I think when you take on the debt of poor code you have to remember that what it will take to fix that problem will continue to increase the longer you are away from that code.
Now I don't think you should consider fixing things for scale poor code that is it's own beast which makes the most sense to handle once you have the problem as you can't really tell what the problem will be until you have it.
Sometimes you'll want to plan ahead because the nature of the problem means you'll have a harder time cleaning things up later.
Other times, you want to move quickly because creating castle-in-the-sky architectures is not the best use of your time (especially if it becomes paralyzing).
Experience helps you determine which type of situation you're dealing with.
Personally, after 16 years in the industry, I do stress about my code as described in the article... Not about making it work, because that will happen regardless, but about how. It affects my ability to code, because "make it work" is far drowned out by "make it work the way your peers will accept it." Many times, that "acceptable" approach is something I find far less intuitive, and far less maintainable... Also, that approach has changed so many times over the years and with each different team, it's hard to keep track. I can build far more in a weekend, on my own terms, than I can build in a week by someone else's. I am not complaining... I actually like to learn those terms, and I enjoy it as long as people are constructive about it rather than condescending. It's trying to pre-determine those terms that is the block, for me.
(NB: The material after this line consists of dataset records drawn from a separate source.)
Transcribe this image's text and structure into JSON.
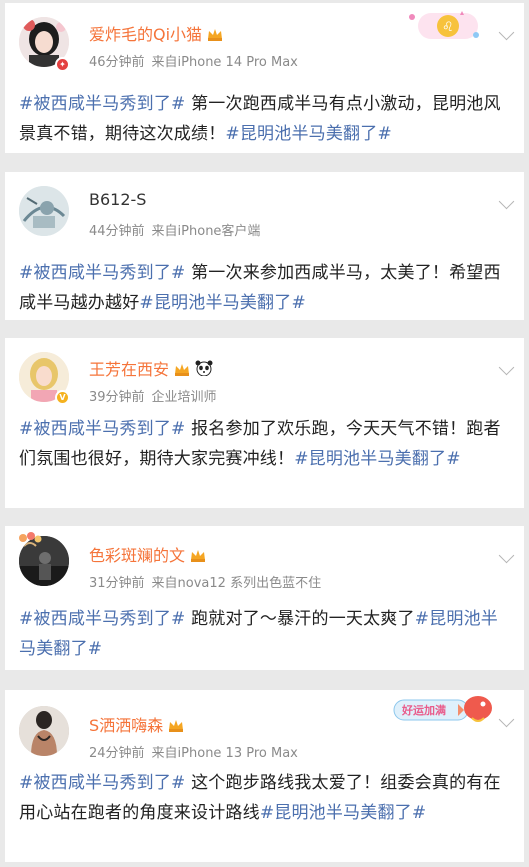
{
  "posts": [
    {
      "username": "爱炸毛的Qi小猫",
      "time": "46分钟前",
      "source": "来自iPhone 14 Pro Max",
      "hashtag_lead": "#被西咸半马秀到了#",
      "body": " 第一次跑西咸半马有点小激动，昆明池风景真不错，期待这次成绩！",
      "hashtag_tail": "#昆明池半马美翻了#",
      "name_color": "#333333"
    },
    {
      "username": "B612-S",
      "time": "44分钟前",
      "source": "来自iPhone客户端",
      "hashtag_lead": "#被西咸半马秀到了#",
      "body": " 第一次来参加西咸半马，太美了！希望西咸半马越办越好",
      "hashtag_tail": "#昆明池半马美翻了#",
      "name_color": "#333333"
    },
    {
      "username": "王芳在西安",
      "time": "39分钟前",
      "source": "企业培训师",
      "hashtag_lead": "#被西咸半马秀到了#",
      "body": " 报名参加了欢乐跑，今天天气不错！跑者们氛围也很好，期待大家完赛冲线！",
      "hashtag_tail": "#昆明池半马美翻了#",
      "name_color": "#f5743a"
    },
    {
      "username": "色彩斑斓的文",
      "time": "31分钟前",
      "source": "来自nova12 系列出色蓝不住",
      "hashtag_lead": "#被西咸半马秀到了#",
      "body": " 跑就对了～暴汗的一天太爽了",
      "hashtag_tail": "#昆明池半马美翻了#",
      "name_color": "#f5743a"
    },
    {
      "username": "S洒洒嗨森",
      "time": "24分钟前",
      "source": "来自iPhone 13 Pro Max",
      "hashtag_lead": "#被西咸半马秀到了#",
      "body": " 这个跑步路线我太爱了！组委会真的有在用心站在跑者的角度来设计路线",
      "hashtag_tail": "#昆明池半马美翻了#",
      "name_color": "#f5743a"
    }
  ],
  "decor": {
    "badge_text": "好运加满"
  }
}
Seems he's fairly experienced. Anyway such things are highly subjective, and YMMV
Also, while it's easy to identify code which has had too little thought put into it, it's often very difficult to identify code which has had too much thought put into it. The best solutions don't look like the result of lots of hard work, but rather make hard problems look like simple problems that would be trivial to solve.
Exactly. The problem is that code can tend to be either crap (spaghetti) or too much code (too many methods and layers of extraction). So, I'd go one step further: code should do less, not more, and should be clear and understandable, without making unnecessary sacrifices. What is clear to me isn't clear to everyone else, but striving for clarity and simplicity isn't a bad thing.
Surely, you mean abstraction?
Last week, after getting to the first page on Google's search results, I'm getting about 12,000 hits a week. Monitoring shows my daily CPU usage is nearly 0%, and memory usage around 32MB. Today(3 months later) I finally did some SEO, added compression, caching, and a CDN to get drop page load time from ~2 seconds to under 500ms.